Good policy is good politics, and Democrats should run on this now, so they can fight for this after the election.
This is the text of the resolution, H. Res. 733:
"Expressing the sense of the House of Representatives that any deal replacing the Budget Control Act of 2011 should contain serious revenue increases and no Medicare, Medicaid, and Social Security benefit cuts."
RESOLUTION Expressing the sense of Congress that any deal replacing the "Budget Control Act of 2011" must contain serious revenue increases and no Medicare, Medicaid, and Social Security benefit cuts.

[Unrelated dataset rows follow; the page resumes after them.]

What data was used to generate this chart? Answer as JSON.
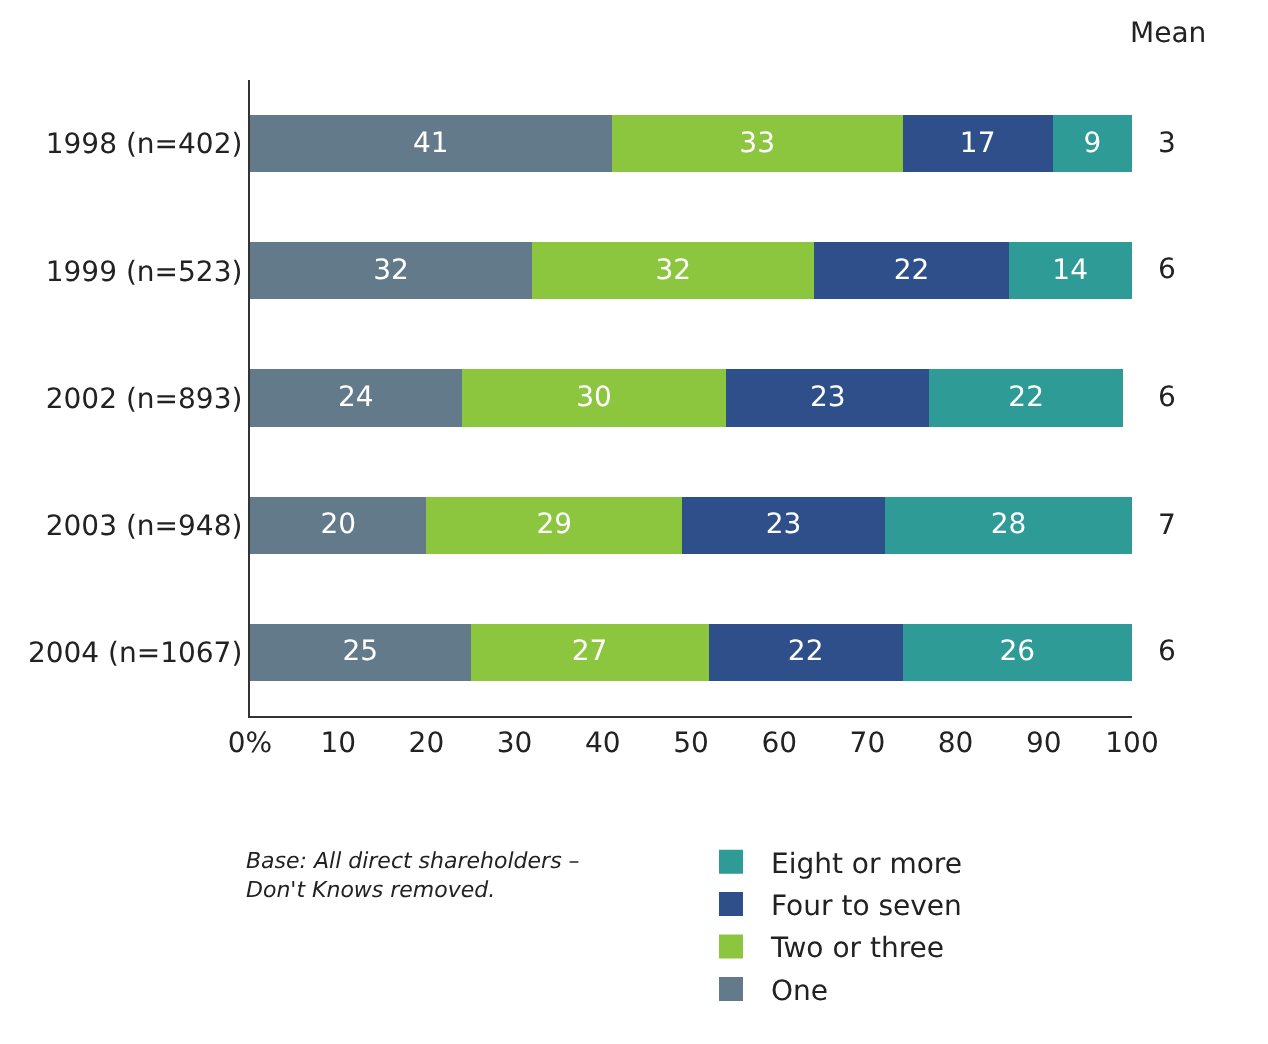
{
  "chart_data": {
    "type": "bar",
    "orientation": "horizontal",
    "stacked": true,
    "data_labels": true,
    "categories": [
      "1998 (n=402)",
      "1999 (n=523)",
      "2002 (n=893)",
      "2003 (n=948)",
      "2004 (n=1067)"
    ],
    "series": [
      {
        "name": "One",
        "color": "#637a8a",
        "values": [
          41,
          32,
          24,
          20,
          25
        ]
      },
      {
        "name": "Two or three",
        "color": "#8cc63e",
        "values": [
          33,
          32,
          30,
          29,
          27
        ]
      },
      {
        "name": "Four to seven",
        "color": "#2e4f8a",
        "values": [
          17,
          22,
          23,
          23,
          22
        ]
      },
      {
        "name": "Eight or more",
        "color": "#2e9b96",
        "values": [
          9,
          14,
          22,
          28,
          26
        ]
      }
    ],
    "xlim": [
      0,
      100
    ],
    "xticks": [
      {
        "value": 0,
        "label": "0%"
      },
      10,
      20,
      30,
      40,
      50,
      60,
      70,
      80,
      90,
      100
    ],
    "grid": false,
    "legend": "bottom",
    "annotations": [
      "Mean",
      "3",
      "6",
      "6",
      "7",
      "6",
      "Base: All direct shareholders –\nDon't Knows removed."
    ]
  }
}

Whereas the start of sequestration under the "Budget Control Act of 2011" and the expiration of the tax cuts enacted under President George W. Bush may lead to a deal on taxes and spending;
Whereas Medicare is a cornerstone of the American health care system and a vital part of life for more than 40 million American seniors and more than 8 million Americans with disabilities;
Whereas Medicaid provides health and long-term care services for low-income and middle-class families with family members stricken with catastrophic illness, injury, or disability, or facing prolonged infirmity;
Whereas Social Security provides vital protections for people of all ages in 1 of every 4 families, including 36 million retired workers, 8.6 million disabled workers, 6.3 million survivors of deceased workers, and 6.5 million children, and since it has $2.7 trillion in accumulated assets and no borrowing authority, does not contribute to the Federal budget deficit;
Whereas unemployment levels are still unacceptably high and federal investments in areas such as infrastructure, education, research, nutrition, housing, and services struggling Americans depend on grow the economy and create jobs;
Whereas extending the tax cuts enacted under President George W. Bush would increase the deficit by $3.3 trillion over ten years;
Whereas long-term unsustainable deficits pose a threat to the social safety net;
Whereas defense spending, not counting two off-budget wars, has doubled over the last decade, failing to responsibly reduce our national debt by cutting outdated defense programs and by addressing billions of dollars lost to waste, fraud, and abuse;
Whereas the unbalanced "Bowles-Simpson" proposal contains unacceptable cuts of $402 billion from Medicare and Medicaid over ten years, and substantial Social Security cuts for current and future beneficiaries; and
Whereas working and middle class Americans have been working harder and harder for less and less: Now, therefore, be it
Resolved, That it is the sense of the House of Representatives that any deal on taxes and spending to replace the Budget Control Act --
(1) must not cut Medicare, Medicaid, or Social Security benefits;
(2) must contain serious revenue increases, including closing corporate tax loopholes and increasing individual income tax rates for the highest earners;
(3) must significantly reduce defense spending to focus our armed forces on combating 21st century risks; and
(4) must promote economic growth and expand economic opportunity by including strong levels of job-creating federal investments in areas such as infrastructure and education, and by promoting private investment.
Once again, good policy is good politics. All Democrats should embrace this Deal for All. They should campaign on it, and they should pledge to stick to these principles in the budget fight that will follow the election.